In spite of our regular familial exodus growing up, I spent
a lot of time raising myself. Developing
a sense of humor; standard codes of conduct; common sense; driving a car. The last one is a contributing factor as to
why I held off on getting my license until I was nearly twenty-two. It was around this era of self-teaching that
I found the old Julia Child reruns on PBS.
Galloping Gourmet, as well – what a ruddy lifesaver Graham Kerr
was! I would be eating solely macaroni –
no cheese - to this day without his influence.
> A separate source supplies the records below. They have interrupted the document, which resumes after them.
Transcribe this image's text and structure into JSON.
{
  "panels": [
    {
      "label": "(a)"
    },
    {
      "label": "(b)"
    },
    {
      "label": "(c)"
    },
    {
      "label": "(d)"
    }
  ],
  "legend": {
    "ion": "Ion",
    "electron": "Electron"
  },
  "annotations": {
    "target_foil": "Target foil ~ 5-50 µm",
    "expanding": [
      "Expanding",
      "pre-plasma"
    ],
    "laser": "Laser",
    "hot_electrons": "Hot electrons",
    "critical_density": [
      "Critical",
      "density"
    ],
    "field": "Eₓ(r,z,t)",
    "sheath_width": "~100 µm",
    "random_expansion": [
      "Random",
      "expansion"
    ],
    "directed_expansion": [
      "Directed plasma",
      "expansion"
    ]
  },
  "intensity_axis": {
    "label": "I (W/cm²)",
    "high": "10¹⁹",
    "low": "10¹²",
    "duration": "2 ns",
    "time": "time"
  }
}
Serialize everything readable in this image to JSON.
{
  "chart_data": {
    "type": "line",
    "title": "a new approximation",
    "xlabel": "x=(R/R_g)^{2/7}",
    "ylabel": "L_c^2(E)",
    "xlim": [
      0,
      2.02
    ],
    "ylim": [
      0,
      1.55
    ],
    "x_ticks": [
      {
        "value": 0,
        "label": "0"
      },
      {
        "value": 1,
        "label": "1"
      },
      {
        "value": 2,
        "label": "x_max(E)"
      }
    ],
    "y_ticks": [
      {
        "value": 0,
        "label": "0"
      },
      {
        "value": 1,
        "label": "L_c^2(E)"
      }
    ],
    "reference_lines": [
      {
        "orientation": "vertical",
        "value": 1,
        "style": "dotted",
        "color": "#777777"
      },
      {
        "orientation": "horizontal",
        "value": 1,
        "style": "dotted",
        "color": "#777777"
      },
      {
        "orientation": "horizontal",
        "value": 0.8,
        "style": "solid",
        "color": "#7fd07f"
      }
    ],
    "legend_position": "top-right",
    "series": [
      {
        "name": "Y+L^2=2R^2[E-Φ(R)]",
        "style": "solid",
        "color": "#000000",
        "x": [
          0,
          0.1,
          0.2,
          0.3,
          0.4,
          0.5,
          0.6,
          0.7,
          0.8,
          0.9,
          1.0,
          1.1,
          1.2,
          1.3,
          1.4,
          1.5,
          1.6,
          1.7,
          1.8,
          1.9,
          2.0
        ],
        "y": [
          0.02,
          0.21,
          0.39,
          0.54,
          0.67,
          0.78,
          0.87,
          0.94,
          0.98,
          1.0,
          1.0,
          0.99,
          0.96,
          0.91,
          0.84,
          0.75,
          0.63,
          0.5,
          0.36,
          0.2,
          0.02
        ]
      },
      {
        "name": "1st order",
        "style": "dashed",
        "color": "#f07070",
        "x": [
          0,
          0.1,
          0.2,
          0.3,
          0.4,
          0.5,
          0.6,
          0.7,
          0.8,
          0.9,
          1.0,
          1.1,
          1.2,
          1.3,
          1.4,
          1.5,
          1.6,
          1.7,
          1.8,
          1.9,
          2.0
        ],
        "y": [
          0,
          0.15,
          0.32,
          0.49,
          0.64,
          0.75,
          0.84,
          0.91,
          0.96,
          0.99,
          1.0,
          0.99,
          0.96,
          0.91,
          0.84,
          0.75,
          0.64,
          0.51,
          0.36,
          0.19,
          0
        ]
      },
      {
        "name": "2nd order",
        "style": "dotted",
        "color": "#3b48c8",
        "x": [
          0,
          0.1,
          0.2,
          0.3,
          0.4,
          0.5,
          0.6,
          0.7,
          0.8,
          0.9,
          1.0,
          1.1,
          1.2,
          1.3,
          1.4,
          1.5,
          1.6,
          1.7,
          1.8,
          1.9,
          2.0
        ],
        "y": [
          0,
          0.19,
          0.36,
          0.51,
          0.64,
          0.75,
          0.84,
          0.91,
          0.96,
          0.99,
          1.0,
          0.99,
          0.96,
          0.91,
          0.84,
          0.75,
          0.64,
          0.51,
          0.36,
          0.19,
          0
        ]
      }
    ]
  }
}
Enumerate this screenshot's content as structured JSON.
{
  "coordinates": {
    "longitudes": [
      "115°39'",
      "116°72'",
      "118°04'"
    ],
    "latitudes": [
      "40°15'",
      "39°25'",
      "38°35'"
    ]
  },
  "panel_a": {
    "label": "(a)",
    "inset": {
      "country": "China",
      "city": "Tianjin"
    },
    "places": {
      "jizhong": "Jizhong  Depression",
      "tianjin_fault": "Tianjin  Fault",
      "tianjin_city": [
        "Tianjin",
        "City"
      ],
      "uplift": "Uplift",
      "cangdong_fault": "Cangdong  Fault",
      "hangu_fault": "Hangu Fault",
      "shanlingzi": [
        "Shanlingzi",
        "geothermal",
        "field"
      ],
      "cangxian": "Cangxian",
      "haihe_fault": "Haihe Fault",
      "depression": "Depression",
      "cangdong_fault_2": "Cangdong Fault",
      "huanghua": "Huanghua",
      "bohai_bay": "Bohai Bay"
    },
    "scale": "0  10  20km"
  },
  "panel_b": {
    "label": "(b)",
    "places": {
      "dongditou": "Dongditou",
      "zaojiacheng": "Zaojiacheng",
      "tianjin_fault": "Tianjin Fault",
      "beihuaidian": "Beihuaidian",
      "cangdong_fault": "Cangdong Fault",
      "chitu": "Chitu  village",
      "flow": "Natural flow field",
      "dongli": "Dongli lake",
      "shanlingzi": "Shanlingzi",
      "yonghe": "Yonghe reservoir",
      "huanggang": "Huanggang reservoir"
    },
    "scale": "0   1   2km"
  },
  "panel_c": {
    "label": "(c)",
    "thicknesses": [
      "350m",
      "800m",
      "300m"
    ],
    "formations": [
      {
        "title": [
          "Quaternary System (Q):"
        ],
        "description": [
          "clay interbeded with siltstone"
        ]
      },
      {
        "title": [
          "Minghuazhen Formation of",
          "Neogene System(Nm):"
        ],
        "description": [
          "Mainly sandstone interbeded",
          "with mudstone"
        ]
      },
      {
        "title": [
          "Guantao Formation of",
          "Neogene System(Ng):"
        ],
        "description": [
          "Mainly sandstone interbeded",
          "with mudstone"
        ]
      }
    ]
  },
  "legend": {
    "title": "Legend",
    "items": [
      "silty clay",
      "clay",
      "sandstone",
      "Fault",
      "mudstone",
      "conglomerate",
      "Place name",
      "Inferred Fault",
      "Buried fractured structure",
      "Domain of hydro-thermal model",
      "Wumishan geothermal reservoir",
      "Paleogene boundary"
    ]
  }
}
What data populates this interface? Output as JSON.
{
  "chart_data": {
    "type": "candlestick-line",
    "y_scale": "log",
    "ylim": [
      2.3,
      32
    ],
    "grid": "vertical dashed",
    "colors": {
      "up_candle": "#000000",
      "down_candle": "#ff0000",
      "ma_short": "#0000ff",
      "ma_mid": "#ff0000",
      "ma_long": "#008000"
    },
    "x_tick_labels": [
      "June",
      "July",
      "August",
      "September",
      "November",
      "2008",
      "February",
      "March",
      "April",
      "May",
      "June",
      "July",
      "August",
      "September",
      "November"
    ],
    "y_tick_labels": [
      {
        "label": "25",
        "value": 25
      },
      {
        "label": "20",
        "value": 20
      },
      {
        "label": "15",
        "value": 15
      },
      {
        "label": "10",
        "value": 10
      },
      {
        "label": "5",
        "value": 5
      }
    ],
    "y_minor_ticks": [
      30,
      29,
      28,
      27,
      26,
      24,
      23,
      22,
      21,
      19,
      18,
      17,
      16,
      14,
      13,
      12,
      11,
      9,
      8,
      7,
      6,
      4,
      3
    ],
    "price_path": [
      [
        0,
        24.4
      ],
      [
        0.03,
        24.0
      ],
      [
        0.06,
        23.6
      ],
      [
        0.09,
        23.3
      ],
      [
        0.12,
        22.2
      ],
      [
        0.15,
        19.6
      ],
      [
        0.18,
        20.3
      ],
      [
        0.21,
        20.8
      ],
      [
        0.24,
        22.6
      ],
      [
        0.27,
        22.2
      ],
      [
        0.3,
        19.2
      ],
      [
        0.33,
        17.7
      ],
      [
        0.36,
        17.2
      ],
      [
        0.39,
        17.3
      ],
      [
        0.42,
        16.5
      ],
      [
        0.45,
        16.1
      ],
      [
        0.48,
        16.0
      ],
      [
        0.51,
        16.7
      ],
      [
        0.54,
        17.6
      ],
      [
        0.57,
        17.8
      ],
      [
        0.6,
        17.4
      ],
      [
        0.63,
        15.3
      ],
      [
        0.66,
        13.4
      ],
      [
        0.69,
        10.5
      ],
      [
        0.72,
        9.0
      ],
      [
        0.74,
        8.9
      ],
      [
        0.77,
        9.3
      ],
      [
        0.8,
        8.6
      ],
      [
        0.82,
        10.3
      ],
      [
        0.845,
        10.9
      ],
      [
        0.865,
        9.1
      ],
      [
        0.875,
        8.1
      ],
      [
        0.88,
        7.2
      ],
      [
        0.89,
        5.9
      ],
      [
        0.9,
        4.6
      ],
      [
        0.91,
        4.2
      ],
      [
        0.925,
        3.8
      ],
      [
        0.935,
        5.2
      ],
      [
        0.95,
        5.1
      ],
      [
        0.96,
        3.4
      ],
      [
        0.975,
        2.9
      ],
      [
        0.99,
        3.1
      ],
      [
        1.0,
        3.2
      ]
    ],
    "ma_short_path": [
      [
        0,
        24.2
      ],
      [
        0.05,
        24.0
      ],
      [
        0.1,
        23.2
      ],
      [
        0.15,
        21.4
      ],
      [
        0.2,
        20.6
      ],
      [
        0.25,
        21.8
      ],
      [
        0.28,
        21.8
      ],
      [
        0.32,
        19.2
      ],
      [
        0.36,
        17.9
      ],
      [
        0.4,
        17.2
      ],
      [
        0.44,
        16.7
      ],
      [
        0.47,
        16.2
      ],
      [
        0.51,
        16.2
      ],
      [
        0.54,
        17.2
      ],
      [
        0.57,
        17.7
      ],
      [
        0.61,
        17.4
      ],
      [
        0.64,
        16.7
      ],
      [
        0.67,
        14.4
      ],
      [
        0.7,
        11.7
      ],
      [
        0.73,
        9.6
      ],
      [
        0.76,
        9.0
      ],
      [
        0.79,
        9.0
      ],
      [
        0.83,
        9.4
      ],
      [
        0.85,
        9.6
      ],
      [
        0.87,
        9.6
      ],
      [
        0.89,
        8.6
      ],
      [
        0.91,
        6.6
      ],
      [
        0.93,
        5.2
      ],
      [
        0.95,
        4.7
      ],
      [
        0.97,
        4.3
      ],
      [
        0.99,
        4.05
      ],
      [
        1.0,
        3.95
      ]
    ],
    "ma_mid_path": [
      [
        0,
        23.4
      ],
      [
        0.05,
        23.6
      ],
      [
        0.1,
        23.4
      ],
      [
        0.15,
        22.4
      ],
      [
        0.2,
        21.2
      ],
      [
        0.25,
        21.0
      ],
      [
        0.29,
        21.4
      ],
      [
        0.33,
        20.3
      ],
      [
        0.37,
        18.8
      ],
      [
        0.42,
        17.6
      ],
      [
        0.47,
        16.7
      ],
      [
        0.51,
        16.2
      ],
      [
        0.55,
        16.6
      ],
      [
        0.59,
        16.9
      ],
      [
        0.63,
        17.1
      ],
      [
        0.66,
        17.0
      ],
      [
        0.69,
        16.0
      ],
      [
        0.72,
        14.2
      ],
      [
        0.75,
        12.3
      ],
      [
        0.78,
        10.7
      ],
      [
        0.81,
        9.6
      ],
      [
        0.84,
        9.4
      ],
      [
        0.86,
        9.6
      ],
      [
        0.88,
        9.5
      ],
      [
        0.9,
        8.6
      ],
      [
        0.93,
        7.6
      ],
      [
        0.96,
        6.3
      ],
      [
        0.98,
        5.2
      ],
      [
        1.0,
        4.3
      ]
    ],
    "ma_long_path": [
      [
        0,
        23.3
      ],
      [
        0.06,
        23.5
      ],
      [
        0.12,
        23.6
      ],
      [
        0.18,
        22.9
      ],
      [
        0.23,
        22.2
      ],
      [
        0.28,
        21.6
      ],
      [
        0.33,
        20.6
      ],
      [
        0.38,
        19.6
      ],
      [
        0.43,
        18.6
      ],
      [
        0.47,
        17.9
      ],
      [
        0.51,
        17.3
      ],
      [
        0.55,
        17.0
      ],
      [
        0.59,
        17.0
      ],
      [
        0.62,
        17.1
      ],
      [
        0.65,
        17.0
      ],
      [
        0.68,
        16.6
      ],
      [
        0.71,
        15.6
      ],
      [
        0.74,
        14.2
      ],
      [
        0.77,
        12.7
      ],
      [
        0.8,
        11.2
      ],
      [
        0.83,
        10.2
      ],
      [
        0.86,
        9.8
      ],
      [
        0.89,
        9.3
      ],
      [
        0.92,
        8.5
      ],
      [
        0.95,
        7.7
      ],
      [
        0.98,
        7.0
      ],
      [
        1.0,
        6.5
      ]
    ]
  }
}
Our homes were never utilitarian, though. My mother loved making little bits and bobs
out of tiny broken things. Hell - that
could be the moral for my life: making little bits of awesome from little bobs
of broken things. She would set up tiny
shelves full of knickknacks constructed out of foam spheres and pine
cones. Once, she pressed doilies onto
the walls at even intervals for a border to living room. For a dining room, she showed me how to do install
wood paneling, applying a milk paint whitewash to the whole thing. It was a great room: it looked like it had
been that way since I was a child, the way the wood appeared to bend and
distress.
In a few months, we’d leave.
We’d move to another place, and she would go bananas customizing that
place. Then we’d move. This was unending. The only real common threads were the
knickknacks; the little pieces that make a house a home. While it was exhausting to always feel like
the new guy outside the house, that warmth of comfort when coming home was
always appreciated.
The older I become the more I’m realizing in all that time
she spent not being motherly, she did a spectacular job of preparing me for
life. People are adaptable; we can
change ourselves to mirror every single situation they’re plunged into. But, they’re also sentimental, and need to be
reminded about who they really are every time they come home.